I have a running AWS Neptune graphDB which is being used in a production environment. I have since identified new vertices that I would like to add that will connect to specific existing vertices in the DB.
I have added the original set by splitting it up with the 'csv-to-neptune-bulk-format' script in https://github.com/awslabs/amazon-neptune-tools/tree/master/csv-to-neptune-bulk-format .
My question is, how can I bulk load my additional set in the most efficient way? I have two ideas on how to appraoch this, but I'm hoping that someone knows a simpler way.
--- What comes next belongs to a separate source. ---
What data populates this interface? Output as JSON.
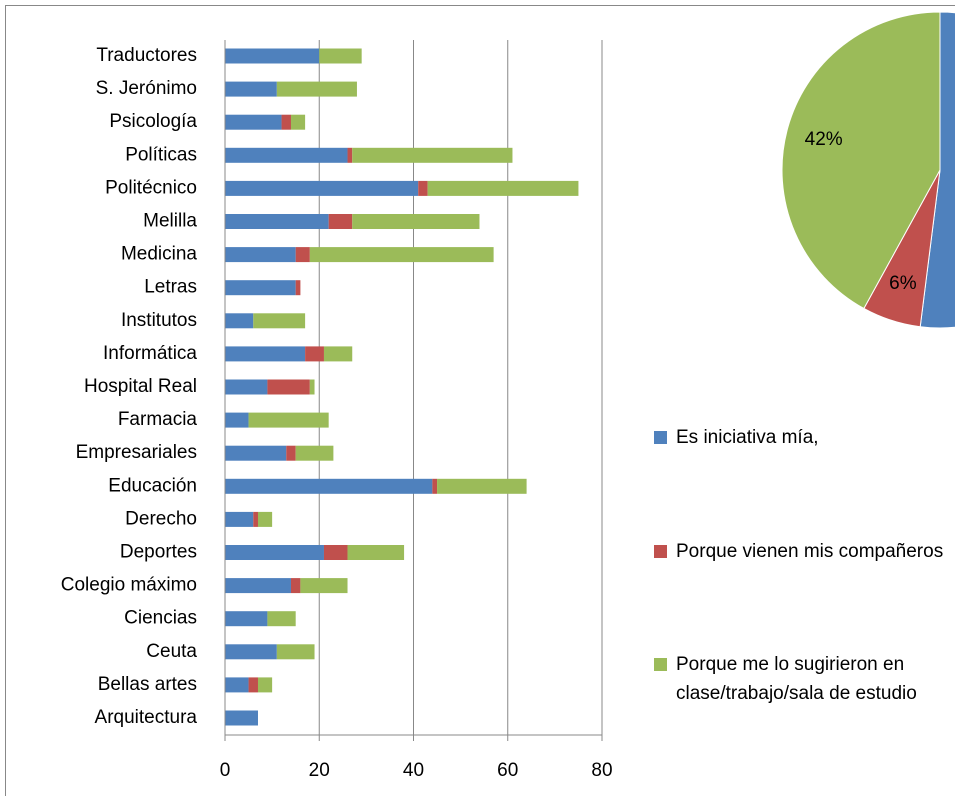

Approach 1 will be to use the above 'csv-to-neptune-bulk-format' script to split up the new additional set and then bulk load that. I will then have duplicate vertices of where the new set overlaps with the original as the above script will assign new vertex id's for the vertices where the new set will connect to the original set. I have a function to then merge these duplicate vertices. This approach can be quite resource intensive though.
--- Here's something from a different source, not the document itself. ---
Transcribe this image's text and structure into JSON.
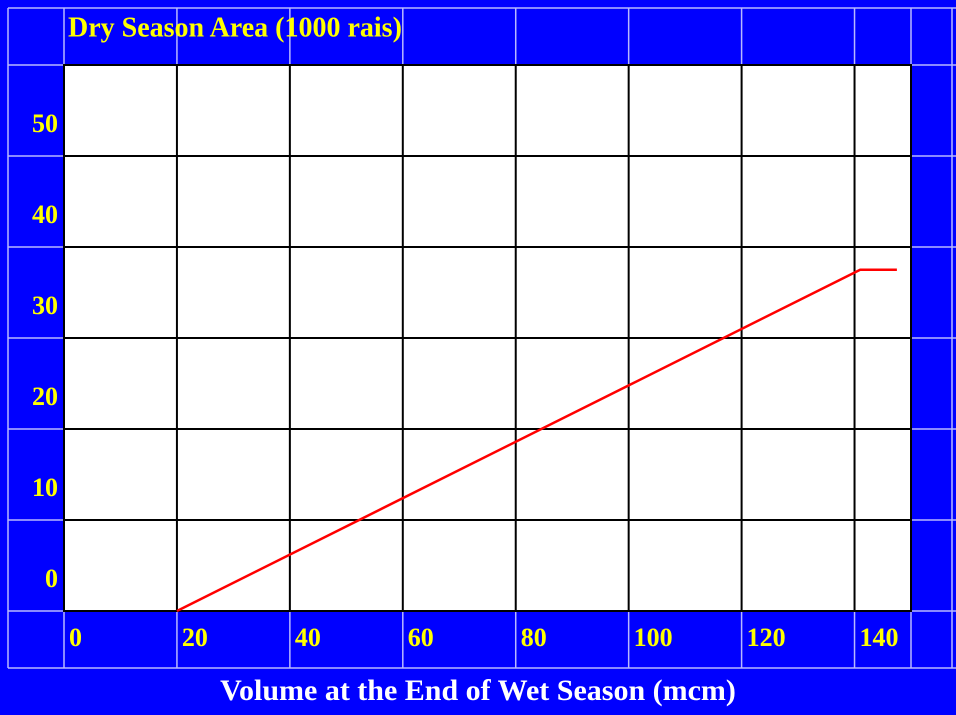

Approach 2 will be to split up the additional set with the above script and then replace the connecting vertex's id's in the generated csv for the edges that will connect the original set with the additional set. So basically the edge csv will change from [~id,~label,~from,~to] to [~id,~label, complimenting vertex id's generated from the first bulkupload,~to].
I'm hoping that I've missed some documentation or logic somewhere that will allow me to use existing vertex id's to simply bulk load the new processed vertices csv and the edge csv that will connect the new vertices with original vertices. Any help or advice will be greatly appreciated.